Yargıtay 19. Hukuk Dairesi’nin 18.1.2018 tarih ve 2016/1758E-2018/127K sayılı kararında ‘’Türk Ticaret Kanunu'nun 122. maddesinin 5. fıkrasında hakkaniyete aykırı düşmedikçe tek satıcılık sözleşmesinin sona ermesi halinde bu maddede düzenlenen acentenin denkleştirme tazminatına ilişkin hükümlerin kıyasen uygulanacağı belirtilmektedir. Mahkemece aldırılan bilirkişi raporunda bu yönde yapılmış sağlıklı bir değerlendirme ve hesaplama bulunmamaktadır. Bu nedenle mahkemece yetersiz incelemeye dayanan bilirkişi raporuna göre karar vermesi doğru olmamış, mahkeme kararının bozulması gerekmiştir. Mahkemece yapılacak iş konusunda uzman kişilerden oluşacak bir bilirkişi kuruluna dosya tevdi edilerek tarafların ticari kayıtları incelenip değerlendirilerek TTK'nın 122. maddesinde acentenin denkleştirme tazminatı (portföy tazminatı) koşullarının somut olayda oluşup oluşmadığı hususunun hakkaniyete de riayet edilerek değerlendirilmesinden sonra portföy tazminatı talep koşullarının oluşması halinde TTK madde 122/2'deki yöntemle davacının davalıya yaptığı ticaret kapsamında son 5 yılda elde ettiği karın ortalaması dikkate alınarak davalıdan talep edebileceği tazminat tutarını hesaplatmaktan ibarettir.’’ denilmiştir. Bu kararda Yargıtay portföy tazminatı miktarının hesaplanması için bilirkişi heyetinden bir rapor alınmasını daha sonra da Kanunda aranan şartların gerçekleşip gerçekleşmediğinin mahkemece değerlendirilmesini istemiştir. Bu incelemede mümkünse hem acentenin hem de müvekkilinin ticari defterleri incelenmeli, müşterilerle yapılan sözleşmelerin acentenin marifetiyle yapılıp yapılmadığı hususlarının üzerinde durulmalıdır. Bu incelemenin ardından mahkemece acentenin müvekkiline önemli menfaat temin edip etmediğinin üzerinde durularak denkleştirme tazminatına hak kazanılıp kazanılmayacağına karar verilmelidir.

SONUÇ

TTK m. 122 hükmü, acentenin denkleştirme istemini açıkça düzenlemektedir. Acentenin denkleştirme istemine ilişkin düzenleme, hakkaniyete aykırı düşmedikçe tek satıcılık ile benzeri diğer tekel hakkı veren sürekli sözleşme ilişkilerinin sona ermesi hâlinde de uygulanır.

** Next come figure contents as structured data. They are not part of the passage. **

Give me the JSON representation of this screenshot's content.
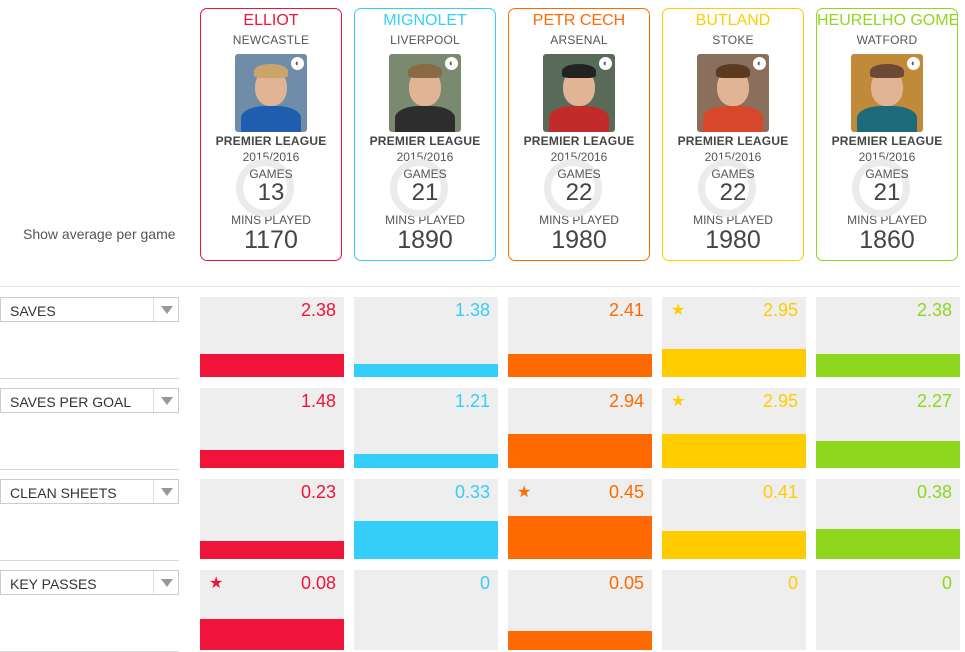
{
  "side_label": "Show average per game",
  "players": [
    {
      "name": "ELLIOT",
      "club": "NEWCASTLE",
      "league": "PREMIER LEAGUE",
      "season": "2015/2016",
      "games_label": "GAMES",
      "games": "13",
      "mins_label": "MINS PLAYED",
      "mins": "1170",
      "color": "#f0133a",
      "photo_bg": "#6f8da8",
      "hair": "#c9a56b",
      "shirt": "#1f5dae",
      "badge_icon": "club-badge-icon"
    },
    {
      "name": "MIGNOLET",
      "club": "LIVERPOOL",
      "league": "PREMIER LEAGUE",
      "season": "2015/2016",
      "games_label": "GAMES",
      "games": "21",
      "mins_label": "MINS PLAYED",
      "mins": "1890",
      "color": "#35cdfa",
      "photo_bg": "#7a8a70",
      "hair": "#8a6a45",
      "shirt": "#2d2d2d",
      "badge_icon": "club-badge-icon"
    },
    {
      "name": "PETR CECH",
      "club": "ARSENAL",
      "league": "PREMIER LEAGUE",
      "season": "2015/2016",
      "games_label": "GAMES",
      "games": "22",
      "mins_label": "MINS PLAYED",
      "mins": "1980",
      "color": "#ff6a00",
      "photo_bg": "#5a6a58",
      "hair": "#222222",
      "shirt": "#c32a2a",
      "badge_icon": "club-badge-icon"
    },
    {
      "name": "BUTLAND",
      "club": "STOKE",
      "league": "PREMIER LEAGUE",
      "season": "2015/2016",
      "games_label": "GAMES",
      "games": "22",
      "mins_label": "MINS PLAYED",
      "mins": "1980",
      "color": "#ffcc00",
      "photo_bg": "#8a6f5c",
      "hair": "#5c3a22",
      "shirt": "#d8472a",
      "badge_icon": "club-badge-icon"
    },
    {
      "name": "HEURELHO GOME",
      "club": "WATFORD",
      "league": "PREMIER LEAGUE",
      "season": "2015/2016",
      "games_label": "GAMES",
      "games": "21",
      "mins_label": "MINS PLAYED",
      "mins": "1860",
      "color": "#8fd61f",
      "photo_bg": "#c08a3a",
      "hair": "#6b4a33",
      "shirt": "#1d6b7a",
      "badge_icon": "club-badge-icon"
    }
  ],
  "stats": [
    {
      "label": "SAVES",
      "values": [
        "2.38",
        "1.38",
        "2.41",
        "2.95",
        "2.38"
      ],
      "levels": [
        0.45,
        0.25,
        0.46,
        0.55,
        0.45
      ],
      "star": 3,
      "star_color": "#ffcc00"
    },
    {
      "label": "SAVES PER GOAL",
      "values": [
        "1.48",
        "1.21",
        "2.94",
        "2.95",
        "2.27"
      ],
      "levels": [
        0.35,
        0.28,
        0.67,
        0.67,
        0.53
      ],
      "star": 3,
      "star_color": "#ffcc00"
    },
    {
      "label": "CLEAN SHEETS",
      "values": [
        "0.23",
        "0.33",
        "0.45",
        "0.41",
        "0.38"
      ],
      "levels": [
        0.35,
        0.75,
        0.85,
        0.55,
        0.6
      ],
      "star": 2,
      "star_color": "#ff6a00"
    },
    {
      "label": "KEY PASSES",
      "values": [
        "0.08",
        "0",
        "0.05",
        "0",
        "0"
      ],
      "levels": [
        0.62,
        0,
        0.38,
        0,
        0
      ],
      "star": 0,
      "star_color": "#f0133a"
    }
  ],
  "star_glyph": "★",
  "dropdown_icon": "chevron-down-icon"
}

Denkleştirme isteminin birçok şartı vardır. Bunlar; sözleşmenin sona ermesi, yeni ve sürekli müşterilerin müvekkile kazandırılması, acentenin ücret kaybı ile denkleştirme bedeli ödenmesinin hakkaniyete uygun olmasıdır. Hakkaniyet ilkesi ayrıca denkleştirme bedelinin takdirinde de önem taşır. Bu bağlamda hakkaniyet, eldeki verilerin niteliğine göre bedelin artmasına veya azalmasına neden olabilmektedir.

Acentenin talepte bulunamayacağı iki hal müvekkilin feshi haklı gösterecek bir eylemi olmaksızın sözleşmenin acente tarafından feshi ve acentenin kusuruna dayanan haklı bir sebeple sözleşmenin müvekkil tarafından feshi şeklinde belirlenmiştir.

Denkleştirme isteminden sözleşme sona ermeden feragat edilemez ve denkleştirme isteminin en geç bir yıl içerisinde müvekkile iletilmesi gerekmektedir.

Yukarıda incelenen Yargıtay kararları ve verilen bilgiler ışığında acentenin denkleştirme (portföy) tazminatı talebinin kabul edilebilmesi için Kanunda aranan tüm şartların kümülatif olarak gerçekleşmesi, bu gerçekleşmenin yerel mahkemece aldırılacak heyet bilirkişi raporu ile ispat edilmesi ve müvekkilin acentelik sözleşmesinden sonra da menfaatinin devam ettiğinin ortaya koyulması gerekmektedir.